What's in a catalogue entry

  • id — canonical Pendra ID (e.g. qwen3.5).
  • capabilities — an array describing what the model can do: completion, vision, tools, thinking, embedding, rerank, ocr, image.
  • variants — sizes and quantisations, each carrying the GGUF install metadata: gguf_url + gguf_sha256 (the verified GGUF Pendra downloads and checks), gguf_size_bytes, disk_size (total on-disk footprint in bytes, including the vision projector and every shard where applicable), and installable_via (e.g. ["dashboard", "cli"]).
  • gguf_parts — present instead of gguf_url on very large models whose weights ship as several files (sharded GGUF, e.g. a 235B MoE or a frontier model). It's an ordered list of { url, sha256, size_bytes } parts; Pendra downloads and verifies every part, then loads the model from the first one.
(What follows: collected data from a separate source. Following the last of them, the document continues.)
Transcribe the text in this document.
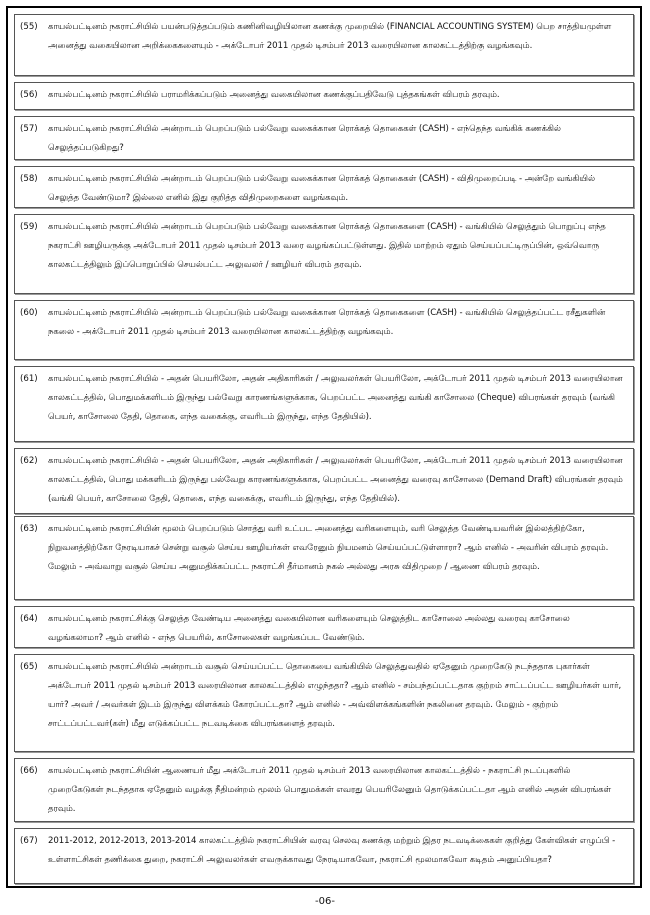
(55)	காயல்பட்டினம் நகராட்சியில் பயன்படுத்தப்படும் கணினிவழியிலான கணக்கு முறையில் (FINANCIAL ACCOUNTING SYSTEM) பெற சாத்தியமுள்ள அனைத்து வகையிலான அறிக்கைகளையும் - அக்டோபர் 2011 முதல் டிசம்பர் 2013 வரையிலான காலகட்டத்திற்கு வழங்கவும்.
(56)	காயல்பட்டினம் நகராட்சியில் பராமரிக்கப்படும் அனைத்து வகையிலான கணக்குப்பதிவேடு புத்தகங்கள் விபரம் தரவும்.
(57)	காயல்பட்டினம் நகராட்சியில் அன்றாடம் பெறப்படும் பல்வேறு வகைக்கான ரொக்கத் தொகைகள் (CASH) - எந்தெந்த வங்கிக் கணக்கில் செலுத்தப்படுகிறது?
(58)	காயல்பட்டினம் நகராட்சியில் அன்றாடம் பெறப்படும் பல்வேறு வகைக்கான ரொக்கத் தொகைகள் (CASH) - விதிமுறைப்படி - அன்றே வங்கியில் செலுத்த வேண்டுமா? இல்லை எனில் இது குறித்த விதிமுறைகளை வழங்கவும்.
(59)	காயல்பட்டினம் நகராட்சியில் அன்றாடம் பெறப்படும் பல்வேறு வகைக்கான ரொக்கத் தொகைகளை (CASH) - வங்கியில் செலுத்தும் பொறுப்பு எந்த நகராட்சி ஊழியருக்கு அக்டோபர் 2011 முதல் டிசம்பர் 2013 வரை வழங்கப்பட்டுள்ளது. இதில் மாற்றம் ஏதும் செய்யப்பட்டிருப்பின், ஒவ்வொரு காலகட்டத்திலும் இப்பொறுப்பில் செயல்பட்ட அலுவலர் / ஊழியர் விபரம் தரவும்.
(60)	காயல்பட்டினம் நகராட்சியில் அன்றாடம் பெறப்படும் பல்வேறு வகைக்கான ரொக்கத் தொகைகளை (CASH) - வங்கியில் செலுத்தப்பட்ட ரசீதுகளின் நகலை - அக்டோபர் 2011 முதல் டிசம்பர் 2013 வரையிலான காலகட்டத்திற்கு வழங்கவும்.
(61)	காயல்பட்டினம் நகராட்சியில் - அதன் பெயரிலோ, அதன் அதிகாரிகள் / அலுவலர்கள் பெயரிலோ, அக்டோபர் 2011 முதல் டிசம்பர் 2013 வரையிலான காலகட்டத்தில், பொதுமக்களிடம் இருந்து பல்வேறு காரணங்களுக்காக, பெறப்பட்ட அனைத்து வங்கி காசோலை (Cheque) விபரங்கள் தரவும் (வங்கி பெயர், காசோலை தேதி, தொகை, எந்த வகைக்கு, எவரிடம் இருந்து, எந்த தேதியில்).
(62)	காயல்பட்டினம் நகராட்சியில் - அதன் பெயரிலோ, அதன் அதிகாரிகள் / அலுவலர்கள் பெயரிலோ, அக்டோபர் 2011 முதல் டிசம்பர் 2013 வரையிலான காலகட்டத்தில், பொது மக்களிடம் இருந்து பல்வேறு காரணங்களுக்காக, பெறப்பட்ட அனைத்து வரைவு காசோலை (Demand Draft) விபரங்கள் தரவும் (வங்கி பெயர், காசோலை தேதி, தொகை, எந்த வகைக்கு, எவரிடம் இருந்து, எந்த தேதியில்).
(63)	காயல்பட்டினம் நகராட்சியின் மூலம் பெறப்படும் சொத்து வரி உட்பட அனைத்து வரிகளையும், வரி செலுத்த வேண்டியவரின் இல்லத்திற்கோ, நிறுவனத்திற்கோ நேரடியாகச் சென்று வசூல் செய்ய ஊழியர்கள் எவரேனும் நியமனம் செய்யப்பட்டுள்ளாரா? ஆம் எனில் - அவரின் விபரம் தரவும். மேலும் - அவ்வாறு வசூல் செய்ய அனுமதிக்கப்பட்ட நகராட்சி தீர்மானம் நகல் அல்லது அரசு விதிமுறை / ஆணை விபரம் தரவும்.
(64)	காயல்பட்டினம் நகராட்சிக்கு செலுத்த வேண்டிய அனைத்து வகையிலான வரிகளையும் செலுத்திட காசோலை அல்லது வரைவு காசோலை வழங்கலாமா? ஆம் எனில் - எந்த பெயரில், காசோலைகள் வழங்கப்பட வேண்டும்.
(65)	காயல்பட்டினம் நகராட்சியில் அன்றாடம் வசூல் செய்யப்பட்ட தொகையை வங்கியில் செலுத்துவதில் ஏதேனும் முறைகேடு நடந்ததாக புகார்கள் அக்டோபர் 2011 முதல் டிசம்பர் 2013 வரையிலான காலகட்டத்தில் எழுந்ததா? ஆம் எனில் - சம்பந்தப்பட்டதாக குற்றம் சாட்டப்பட்ட ஊழியர்கள் யார், யார்? அவர் / அவர்கள் இடம் இருந்து விளக்கம் கோரப்பட்டதா? ஆம் எனில் - அவ்விளக்கங்களின் நகலினை தரவும். மேலும் - குற்றம் சாட்டப்பட்டவர்(கள்) மீது எடுக்கப்பட்ட நடவடிக்கை விபரங்களைத் தரவும்.
(66)	காயல்பட்டினம் நகராட்சியின் ஆணையர் மீது அக்டோபர் 2011 முதல் டிசம்பர் 2013 வரையிலான காலகட்டத்தில் - நகராட்சி நடப்புகளில் முறைகேடுகள் நடந்ததாக ஏதேனும் வழக்கு நீதிமன்றம் மூலம் பொதுமக்கள் எவரது பெயரிலேனும் தொடுக்கப்பட்டதா ஆம் எனில் அதன் விபரங்கள் தரவும்.
(67)	2011-2012, 2012-2013, 2013-2014 காலகட்டத்தில் நகராட்சியின் வரவு செலவு கணக்கு மற்றும் இதர நடவடிக்கைகள் குறித்து கேள்விகள் எழுப்பி - உள்ளாட்சிகள் தணிக்கை துறை, நகராட்சி அலுவலர்கள் எவருக்காவது நேரடியாகவோ, நகராட்சி மூலமாகவோ கடிதம் அனுப்பியதா?
-06-
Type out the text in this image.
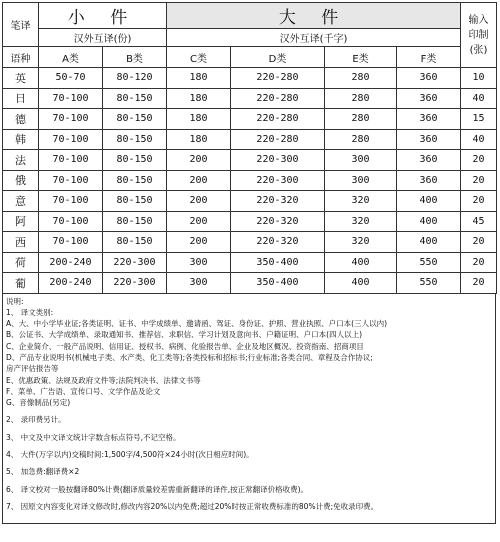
笔译	小 件		大 件				输入
印制
(张)

	汉外互译(份)		汉外互译(千字)				
语种	A类	B类	C类	D类	E类	F类	
英	50-70	80-120	180	220-280	280	360	10
日	70-100	80-150	180	220-280	280	360	40
德	70-100	80-150	180	220-280	280	360	15
韩	70-100	80-150	180	220-280	280	360	40
法	70-100	80-150	200	220-300	300	360	20
俄	70-100	80-150	200	220-300	300	360	20
意	70-100	80-150	200	220-320	320	400	20
阿	70-100	80-150	200	220-320	320	400	45
西	70-100	80-150	200	220-320	320	400	20
荷	200-240	220-300	300	350-400	400	550	20
葡	200-240	220-300	300	350-400	400	550	20
说明:
1、 译文类别:
A、大、中小学毕业证;各类证明、证书、中学成绩单、邀请函、驾证、身份证、护照、营业执照、户口本(三人以内)
B、公证书、大学成绩单、录取通知书、推荐信、求职信、学习计划及意向书、户籍证明、户口本(四人以上)
C、企业简介、一般产品说明、信用证、授权书、病例、化验报告单、企业及地区概况、投资指南、招商项目
D、产品专业说明书(机械电子类、水产类、化工类等);各类投标和招标书;行业标准;各类合同、章程及合作协议;
房产评估报告等
E、优惠政策、法规及政府文件等;法院判决书、法律文书等
F、菜单、广告语、宣传口号、文学作品及论文
G、音像制品(另定)
2、 录印费另计。
3、 中文及中文译文统计字数含标点符号,不记空格。
4、 大件(万字以内)交稿时间:1,500字/4,500符×24小时(次日相应时间)。
5、 加急费:翻译费×2
6、 译文校对一般按翻译80%计费(翻译质量较差需重新翻译的译件,按正常翻译价格收费)。
7、 因原文内容变化对译文修改时,修改内容20%以内免费;超过20%时按正常收费标准的80%计费;免收录印费。
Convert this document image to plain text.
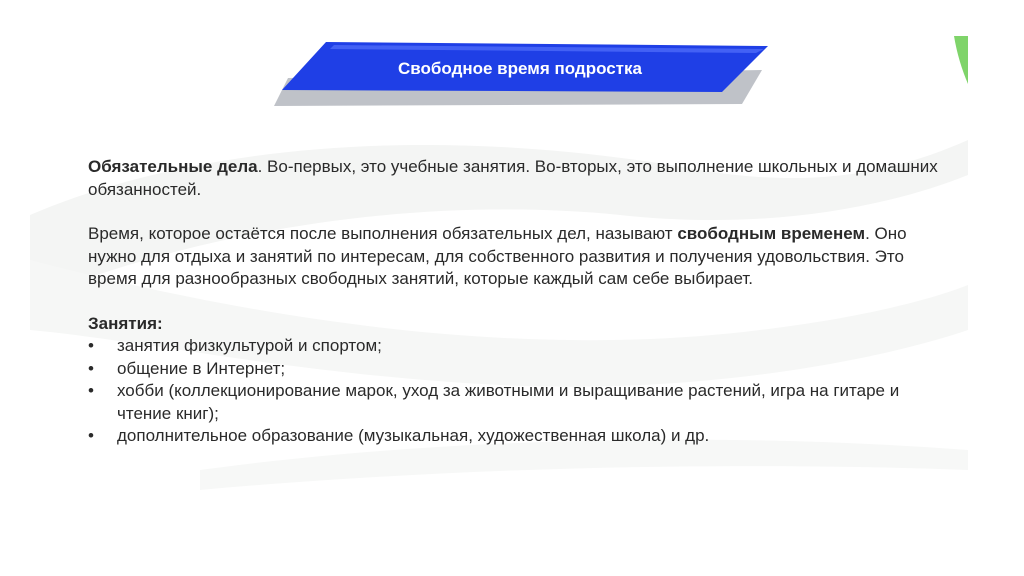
Свободное время подростка

Обязательные дела. Во-первых, это учебные занятия. Во-вторых, это выполнение школьных и домашних обязанностей.

Время, которое остаётся после выполнения обязательных дел, называют свободным временем. Оно нужно для отдыха и занятий по интересам, для собственного развития и получения удовольствия. Это время для разнообразных свободных занятий, которые каждый сам себе выбирает.

Занятия:

•	занятия физкультурой и спортом;
•	общение в Интернет;
•	хобби (коллекционирование марок, уход за животными и выращивание растений, игра на гитаре и чтение книг);
•	дополнительное образование (музыкальная, художественная школа) и др.
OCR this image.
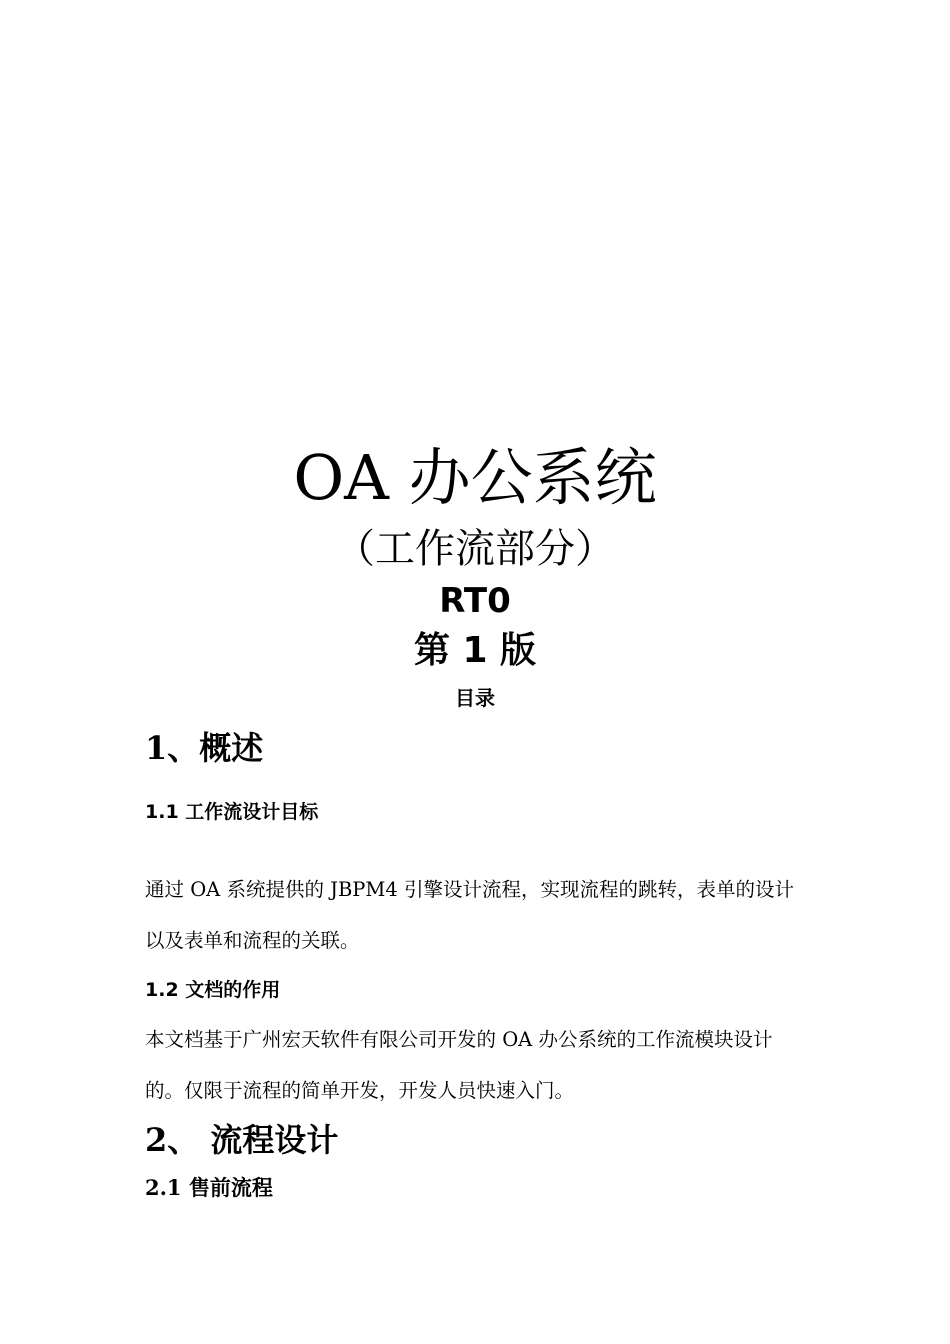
OA 办公系统
（工作流部分）
RT0
第 1 版
目录
1、概述
1.1 工作流设计目标

通过 OA 系统提供的 JBPM4 引擎设计流程，实现流程的跳转，表单的设计以及表单和流程的关联。

1.2 文档的作用

本文档基于广州宏天软件有限公司开发的 OA 办公系统的工作流模块设计的。仅限于流程的简单开发，开发人员快速入门。

2、 流程设计
2.1 售前流程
You don't need to handle this differently — installing the variant works the same way.
  • architecture — on each chat variant: dense, moe (Mixture-of-Experts), hybrid, or diffusion. MoE variants also carry active_parameters (the per-token count, e.g. "3B" for a 35B model — see the architecture guide). Embedding, transcription, and image models omit these.
  • reasoning — at the model level: reasoning (thinks before answering) or hybrid (thinking you can toggle on or off per request). Absent on non-reasoning models.
  • parameter size, context length, licence.

Curated installs

Every catalogued variant installs onto the worker — one click in the console, or pendra models install <id> from the CLI. The installable_via field on each variant tells you where it can be installed from (dashboard, cli, or both).

Naming conventions

Chat models use the name:tag convention (e.g. qwen3.5:0.8b, llama3.3:70b). Embedding models use a slug-style id (e.g. nomic-embed-text:nomic-embed-text-v1.5). The full set of names lives in the catalogue endpoint above.